4) To legislate for one common Presbyterian establishment of religion for British Isles. To this end the assembly produced a Directory for the Publick Worship of God, designed to replace the Book of Common Prayer. They produced the Shorter and Larger Catechisms, which have achieved a status comparable to Luther's two catechims.

5) But their greatest achievement was the Westminster Confession, a statement of 17th-century Reformed belief comparable in length and status to the Lutheran Augsburg Confession.


6) The Westminster Confession was intended to replace the Thirty-nine Articles, in which this Confession reflects seventeenth-century British Calvinism, which differs in a number of ways from the teaching of Calvin himself.

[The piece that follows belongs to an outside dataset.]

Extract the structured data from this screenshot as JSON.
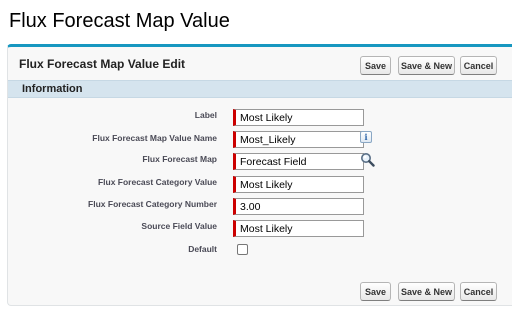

It was not adopted by the Church of England, but was widely accepted by the English-speaking Presbyterian churches and others. Especially the Church of Scotland adopted it in 1647, in the place of the earlier Scots Confession drawn up by John Knox and others.

7) The victory of Westminster was that of Presbyterianism. But Presbyterian turned out to be no more tolerant than the Arminians before them and their popularity waned.